If You’ve Ever Wondered About What You Can Take From A Hotel Room, Here Are Some Answers
Producer’s note: Someone on Quora asked: What can I take from a hotel room without being charged? Here is one of the best answers that’s been pulled from the thread. Thank you to the team at Quora for making this happen!
In practice, liquids and soaps unless otherwise posted are a given. I know road warriors who do not buy shampoo and conditioner. They just take from hotels and use the same products at home rather than upset their hair care ritual.
Anything past that, the key cards, and the local flavor magazine, and you are running the risk of being charged.

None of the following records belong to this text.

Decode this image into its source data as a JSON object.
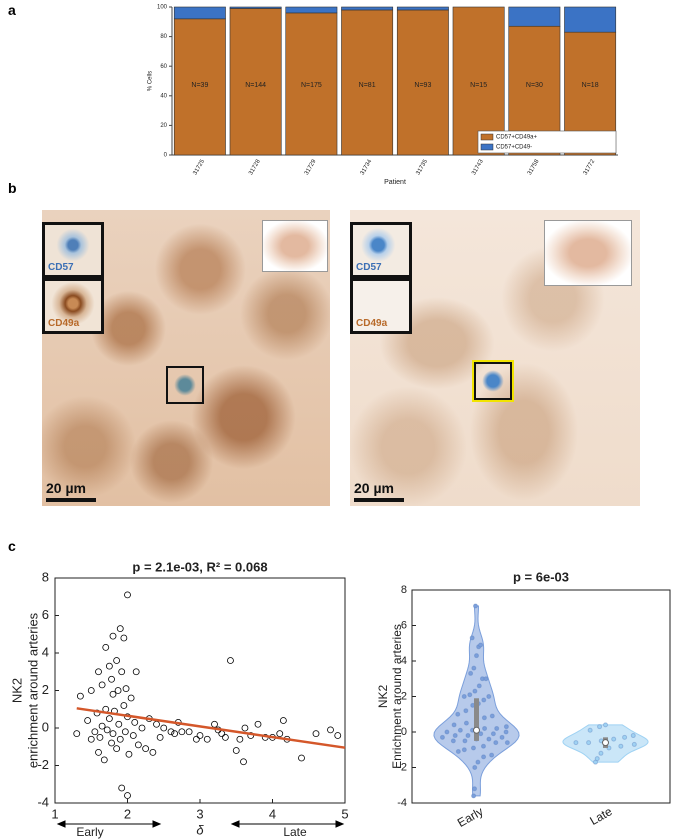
{
  "panel_labels": [
    "a",
    "b",
    "c"
  ],
  "panel_b": {
    "images": [
      {
        "insets": [
          "CD57",
          "CD49a"
        ],
        "scale_bar": "20 µm"
      },
      {
        "insets": [
          "CD57",
          "CD49a"
        ],
        "scale_bar": "20 µm"
      }
    ]
  },
  "chart_data": [
    {
      "type": "stacked_bar",
      "ylabel": "% Cells",
      "xlabel": "Patient",
      "categories": [
        "31725",
        "31728",
        "31729",
        "31734",
        "31735",
        "31743",
        "31758",
        "31772"
      ],
      "series": [
        {
          "name": "CD57+CD49a+",
          "color": "#c0712a",
          "values": [
            92,
            99,
            96,
            98,
            98,
            100,
            87,
            83
          ]
        },
        {
          "name": "CD57+CD49-",
          "color": "#3b73c5",
          "values": [
            8,
            1,
            4,
            2,
            2,
            0,
            13,
            17
          ]
        }
      ],
      "annotations": [
        "N=39",
        "N=144",
        "N=175",
        "N=81",
        "N=93",
        "N=15",
        "N=30",
        "N=18"
      ],
      "ylim": [
        0,
        100
      ],
      "yticks": [
        0,
        20,
        40,
        60,
        80,
        100
      ],
      "legend": "lower right"
    },
    {
      "type": "scatter",
      "title": "p = 2.1e-03, R² = 0.068",
      "ylabel": [
        "NK2",
        "enrichment around arteries"
      ],
      "xlabel": "δ",
      "x_annotations": [
        "Early",
        "Late"
      ],
      "x": [
        1.3,
        1.35,
        1.45,
        1.5,
        1.5,
        1.55,
        1.58,
        1.6,
        1.6,
        1.62,
        1.65,
        1.65,
        1.68,
        1.7,
        1.7,
        1.72,
        1.75,
        1.75,
        1.78,
        1.78,
        1.8,
        1.8,
        1.8,
        1.82,
        1.85,
        1.85,
        1.87,
        1.88,
        1.9,
        1.9,
        1.92,
        1.92,
        1.95,
        1.95,
        1.97,
        1.98,
        2.0,
        2.0,
        2.0,
        2.02,
        2.05,
        2.08,
        2.1,
        2.12,
        2.15,
        2.2,
        2.25,
        2.3,
        2.35,
        2.4,
        2.45,
        2.5,
        2.6,
        2.65,
        2.7,
        2.75,
        2.85,
        2.95,
        3.0,
        3.1,
        3.2,
        3.25,
        3.3,
        3.35,
        3.42,
        3.5,
        3.55,
        3.6,
        3.62,
        3.7,
        3.8,
        3.9,
        4.0,
        4.1,
        4.15,
        4.2,
        4.4,
        4.6,
        4.8,
        4.9
      ],
      "y": [
        -0.3,
        1.7,
        0.4,
        -0.6,
        2.0,
        -0.2,
        0.8,
        -1.3,
        3.0,
        -0.5,
        0.1,
        2.3,
        -1.7,
        4.3,
        1.0,
        -0.1,
        3.3,
        0.5,
        -0.8,
        2.6,
        4.9,
        1.8,
        -0.3,
        0.9,
        3.6,
        -1.1,
        2.0,
        0.2,
        5.3,
        -0.6,
        3.0,
        -3.2,
        4.8,
        1.2,
        -0.2,
        2.1,
        7.1,
        -3.6,
        0.6,
        -1.4,
        1.6,
        -0.4,
        0.3,
        3.0,
        -0.9,
        0.0,
        -1.1,
        0.5,
        -1.3,
        0.2,
        -0.5,
        0.0,
        -0.2,
        -0.3,
        0.3,
        -0.2,
        -0.2,
        -0.6,
        -0.4,
        -0.6,
        0.2,
        -0.1,
        -0.3,
        -0.5,
        3.6,
        -1.2,
        -0.6,
        -1.8,
        0.0,
        -0.4,
        0.2,
        -0.5,
        -0.5,
        -0.3,
        0.4,
        -0.6,
        -1.6,
        -0.3,
        -0.1,
        -0.4
      ],
      "marker_color": "#000000",
      "fit": {
        "x": [
          1.3,
          5
        ],
        "y": [
          1.05,
          -1.05
        ],
        "color": "#d4572a"
      },
      "xlim": [
        1,
        5
      ],
      "xticks": [
        1,
        2,
        3,
        4,
        5
      ],
      "ylim": [
        -4,
        8
      ],
      "yticks": [
        -4,
        -2,
        0,
        2,
        4,
        6,
        8
      ]
    },
    {
      "type": "violin",
      "title": "p  = 6e-03",
      "ylabel": [
        "NK2",
        "Enrichment around arteries"
      ],
      "categories": [
        "Early",
        "Late"
      ],
      "colors": [
        "#7b9fdb",
        "#9fd2f3"
      ],
      "values": [
        [
          -3.6,
          -3.2,
          -2.0,
          -1.7,
          -1.4,
          -1.3,
          -1.1,
          -1.0,
          -0.9,
          -0.8,
          -0.6,
          -0.6,
          -0.5,
          -0.5,
          -0.4,
          -0.4,
          -0.3,
          -0.3,
          -0.2,
          -0.2,
          -0.1,
          -0.1,
          0.0,
          0.0,
          0.1,
          0.1,
          0.2,
          0.2,
          0.3,
          0.4,
          0.5,
          0.6,
          0.8,
          0.9,
          1.0,
          1.2,
          1.5,
          1.6,
          1.8,
          2.0,
          2.0,
          2.1,
          2.3,
          2.6,
          3.0,
          3.0,
          3.3,
          3.6,
          4.3,
          4.8,
          4.9,
          5.3,
          7.1
        ],
        [
          -1.7,
          -1.5,
          -1.2,
          -0.9,
          -0.8,
          -0.7,
          -0.6,
          -0.6,
          -0.5,
          -0.4,
          -0.3,
          -0.2,
          0.1,
          0.3,
          0.4
        ]
      ],
      "median": [
        0.1,
        -0.6
      ],
      "q1": [
        -0.5,
        -0.9
      ],
      "q3": [
        1.9,
        -0.3
      ],
      "ylim": [
        -4,
        8
      ],
      "yticks": [
        -4,
        -2,
        0,
        2,
        4,
        6,
        8
      ]
    }
  ]
}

Having said that, very few hotels charge for missing items, unless they are specifically high-value items like iPod docks. Why?

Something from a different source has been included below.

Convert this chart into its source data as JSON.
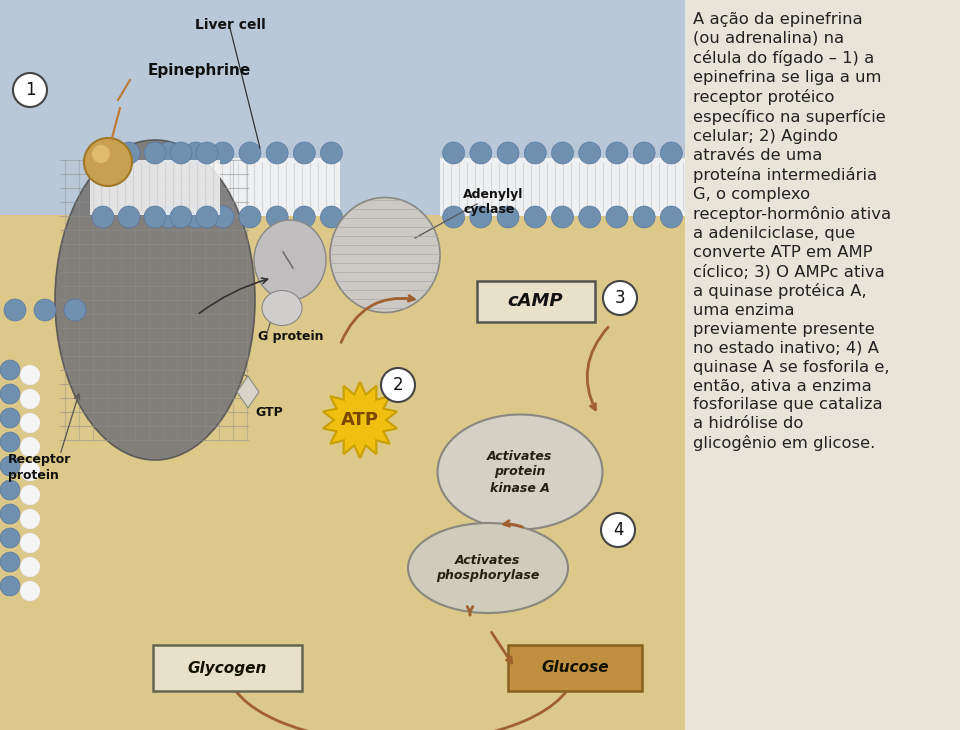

1. The signs that inform guests that they will be charged make the hotel come across as tacky. I once saw one of these signs in a Four Diamond casino property and I’m not joking when I tell you that seeing it felt like it killed their vibe for me.

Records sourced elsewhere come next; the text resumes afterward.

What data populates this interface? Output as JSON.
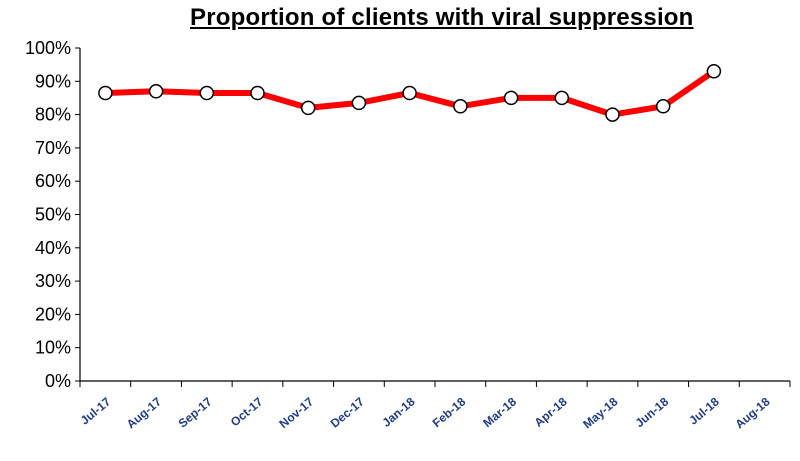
{
  "chart_data": {
    "type": "line",
    "title": "Proportion of clients with viral suppression",
    "xlabel": "",
    "ylabel": "",
    "categories": [
      "Jul-17",
      "Aug-17",
      "Sep-17",
      "Oct-17",
      "Nov-17",
      "Dec-17",
      "Jan-18",
      "Feb-18",
      "Mar-18",
      "Apr-18",
      "May-18",
      "Jun-18",
      "Jul-18",
      "Aug-18"
    ],
    "series": [
      {
        "values": [
          86.5,
          87,
          86.5,
          86.5,
          82,
          83.5,
          86.5,
          82.5,
          85,
          85,
          80,
          82.5,
          93,
          null
        ]
      }
    ],
    "ylim": [
      0,
      100
    ],
    "yticks": [
      "0%",
      "10%",
      "20%",
      "30%",
      "40%",
      "50%",
      "60%",
      "70%",
      "80%",
      "90%",
      "100%"
    ],
    "grid": false,
    "legend": "none",
    "line_color": "#ff0000",
    "marker_fill": "#ffffff",
    "marker_stroke": "#000000"
  }
}
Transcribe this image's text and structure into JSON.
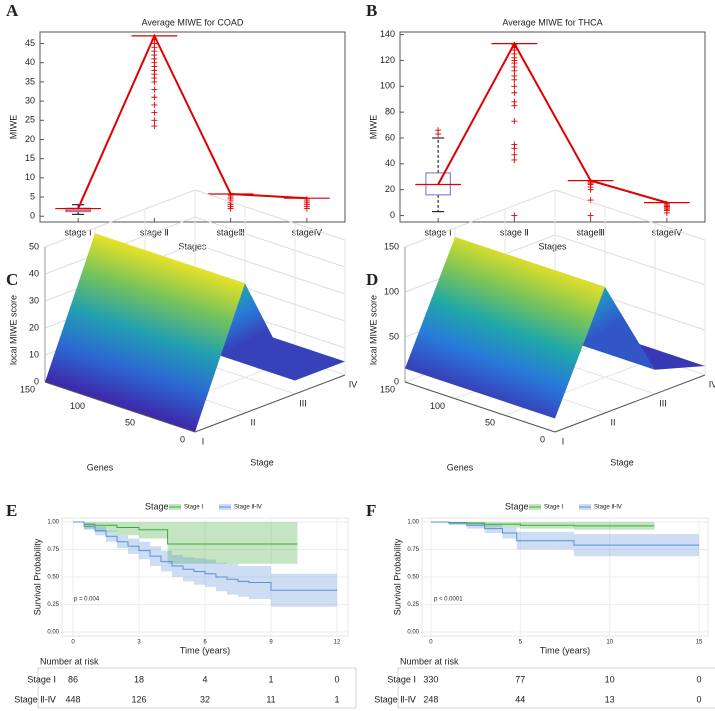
{
  "chart_data": [
    {
      "type": "box",
      "panel": "A",
      "title": "Average MIWE for COAD",
      "xlabel": "Stages",
      "ylabel": "MIWE",
      "categories": [
        "stage Ⅰ",
        "stage Ⅱ",
        "stageⅢ",
        "stageⅣ"
      ],
      "line": {
        "color": "#e00000",
        "values": [
          2,
          47,
          5.8,
          4.7
        ]
      },
      "boxes": [
        {
          "whislo": 0.5,
          "q1": 1.2,
          "med": 1.6,
          "q3": 2.1,
          "whishi": 3
        },
        null,
        null,
        null
      ],
      "outliers": [
        [],
        [
          23.5,
          25,
          27,
          29,
          31,
          33,
          35,
          36,
          37,
          38,
          39,
          40,
          41,
          42,
          43,
          44,
          45,
          46
        ],
        [
          2,
          2.5,
          3,
          3.5,
          4,
          4.5,
          5,
          5.5
        ],
        [
          2,
          2.5,
          3,
          3.5,
          4,
          4.5
        ]
      ],
      "box_color": "#7b68c8",
      "ylim": [
        -1.5,
        48
      ],
      "yticks": [
        0,
        5,
        10,
        15,
        20,
        25,
        30,
        35,
        40,
        45
      ]
    },
    {
      "type": "box",
      "panel": "B",
      "title": "Average MIWE for THCA",
      "xlabel": "Stages",
      "ylabel": "MIWE",
      "categories": [
        "stage Ⅰ",
        "stage Ⅱ",
        "stageⅢ",
        "stageⅣ"
      ],
      "line": {
        "color": "#e00000",
        "values": [
          24,
          133,
          27,
          10
        ]
      },
      "boxes": [
        {
          "whislo": 3,
          "q1": 16,
          "med": 24,
          "q3": 33,
          "whishi": 60
        },
        null,
        null,
        null
      ],
      "outliers": [
        [
          63,
          66
        ],
        [
          0,
          43,
          47,
          52,
          55,
          73,
          85,
          88,
          95,
          100,
          105,
          108,
          112,
          115,
          118,
          120,
          122,
          125,
          128,
          130,
          132
        ],
        [
          0,
          12,
          20,
          22,
          24,
          25,
          26
        ],
        [
          2,
          4,
          5,
          6,
          7,
          8,
          9
        ]
      ],
      "box_color": "#7b68c8",
      "ylim": [
        -5,
        142
      ],
      "yticks": [
        0,
        20,
        40,
        60,
        80,
        100,
        120,
        140
      ]
    },
    {
      "type": "surface",
      "panel": "C",
      "zlabel": "local MIWE score",
      "xlabel": "Genes",
      "ylabel": "Stage",
      "categories": [
        "I",
        "II",
        "III",
        "IV"
      ],
      "values": [
        0,
        48,
        5,
        5
      ],
      "xlim": [
        0,
        150
      ],
      "xticks": [
        0,
        50,
        100,
        150
      ],
      "zlim": [
        0,
        50
      ],
      "zticks": [
        0,
        10,
        20,
        30,
        40,
        50
      ]
    },
    {
      "type": "surface",
      "panel": "D",
      "zlabel": "local MIWE score",
      "xlabel": "Genes",
      "ylabel": "Stage",
      "categories": [
        "I",
        "II",
        "III",
        "IV"
      ],
      "values": [
        15,
        140,
        27,
        10
      ],
      "xlim": [
        0,
        150
      ],
      "xticks": [
        0,
        50,
        100,
        150
      ],
      "zlim": [
        0,
        150
      ],
      "zticks": [
        0,
        50,
        100,
        150
      ]
    },
    {
      "type": "km",
      "panel": "E",
      "legend_title": "Stage",
      "xlabel": "Time (years)",
      "ylabel": "Survival Probability",
      "annotation": "p = 0.004",
      "table_title": "Number at risk",
      "xlim": [
        -0.5,
        12.5
      ],
      "xticks": [
        0,
        3,
        6,
        9,
        12
      ],
      "ylim": [
        0,
        1
      ],
      "yticks": [
        {
          "value": 0,
          "label": "0.00"
        },
        {
          "value": 0.25,
          "label": "0.25"
        },
        {
          "value": 0.5,
          "label": "0.50"
        },
        {
          "value": 0.75,
          "label": "0.75"
        },
        {
          "value": 1,
          "label": "1.00"
        }
      ],
      "series": [
        {
          "name": "Stage Ⅰ",
          "color": "#3aaa35",
          "x": [
            0,
            0.5,
            1,
            2,
            3,
            4.3,
            10.2
          ],
          "y": [
            1,
            0.98,
            0.97,
            0.95,
            0.93,
            0.8,
            0.8
          ],
          "lower": [
            1,
            0.94,
            0.91,
            0.88,
            0.85,
            0.62,
            0.62
          ],
          "upper": [
            1,
            1,
            1,
            1,
            1,
            1,
            1
          ],
          "at_risk": [
            86,
            18,
            4,
            1,
            0
          ]
        },
        {
          "name": "Stage Ⅱ-Ⅳ",
          "color": "#5b8fd6",
          "x": [
            0,
            0.5,
            1,
            1.5,
            2,
            2.5,
            3,
            3.5,
            4,
            4.5,
            5,
            5.5,
            6,
            6.5,
            7,
            7.5,
            8,
            9,
            12
          ],
          "y": [
            1,
            0.96,
            0.92,
            0.87,
            0.82,
            0.78,
            0.74,
            0.69,
            0.64,
            0.6,
            0.57,
            0.55,
            0.53,
            0.5,
            0.48,
            0.46,
            0.45,
            0.38,
            0.38
          ],
          "lower": [
            1,
            0.93,
            0.88,
            0.82,
            0.76,
            0.71,
            0.66,
            0.6,
            0.55,
            0.5,
            0.46,
            0.43,
            0.41,
            0.37,
            0.34,
            0.32,
            0.3,
            0.23,
            0.23
          ],
          "upper": [
            1,
            0.99,
            0.96,
            0.92,
            0.88,
            0.85,
            0.82,
            0.78,
            0.74,
            0.7,
            0.68,
            0.67,
            0.66,
            0.63,
            0.62,
            0.6,
            0.6,
            0.53,
            0.53
          ],
          "at_risk": [
            448,
            126,
            32,
            11,
            1
          ]
        }
      ]
    },
    {
      "type": "km",
      "panel": "F",
      "legend_title": "Stage",
      "xlabel": "Time (years)",
      "ylabel": "Survival Probability",
      "annotation": "p < 0.0001",
      "table_title": "Number at risk",
      "xlim": [
        -0.5,
        15.5
      ],
      "xticks": [
        0,
        5,
        10,
        15
      ],
      "ylim": [
        0,
        1
      ],
      "yticks": [
        {
          "value": 0,
          "label": "0.00"
        },
        {
          "value": 0.25,
          "label": "0.25"
        },
        {
          "value": 0.5,
          "label": "0.50"
        },
        {
          "value": 0.75,
          "label": "0.75"
        },
        {
          "value": 1,
          "label": "1.00"
        }
      ],
      "series": [
        {
          "name": "Stage Ⅰ",
          "color": "#3aaa35",
          "x": [
            0,
            1,
            2,
            3,
            5,
            8,
            12.5
          ],
          "y": [
            1,
            0.995,
            0.99,
            0.98,
            0.97,
            0.965,
            0.965
          ],
          "lower": [
            1,
            0.98,
            0.97,
            0.95,
            0.94,
            0.93,
            0.93
          ],
          "upper": [
            1,
            1,
            1,
            1,
            1,
            1,
            1
          ],
          "at_risk": [
            330,
            77,
            10,
            0
          ]
        },
        {
          "name": "Stage Ⅱ-Ⅳ",
          "color": "#5b8fd6",
          "x": [
            0,
            1,
            2,
            3,
            4,
            4.8,
            8,
            15
          ],
          "y": [
            1,
            0.99,
            0.97,
            0.94,
            0.9,
            0.83,
            0.79,
            0.79
          ],
          "lower": [
            1,
            0.97,
            0.94,
            0.9,
            0.85,
            0.75,
            0.69,
            0.69
          ],
          "upper": [
            1,
            1,
            1,
            0.98,
            0.95,
            0.91,
            0.89,
            0.89
          ],
          "at_risk": [
            248,
            44,
            13,
            0
          ]
        }
      ]
    }
  ]
}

2. It is often too labor-intensive to properly account for what might be missing items. If towels turn up missing from the room, as in, the right amount that the housekeeper is supposed to place are not there, fine. Does the property have a pool and/or a workout room? Instant doubt as to whether or not you stole the towels.
3. We like charges that are easy to prove which guests won’t fight. Did a housekeeper come in to clean and find an animal which was not of the service variety? Pet cleaning fee! Did someone report a smoke smell to the Front Desk, and the clumsy guest left a butt somewhere in the room? Smoking cleaning fee, which in most hotels is about 99.9997% profit. Want to fight that charge? Prove to me that the butts and the smell were there before you arrived. Very few people will see a discarded cigarette butt in a hotel room and not call down to the Front Desk to inform us of such. Sometimes calls like these are a polite FYI, while at other times they are raging tirades that involve demanding things for free.
4. It’s bad business practice. We are in the business of service and hospitality, and just as it is not hospitable of you to steal my towels, it is not hospitable of me to charge you for same. As much as I might want to, I generally won’t. It’s just not nice, and part of the reason you chose to stay with me was the pleasant and helpful demeanor of the staff. Nickel-and-diming you in that way is not a good way to position my hotel as being run or staffed by pleasant and friendly people.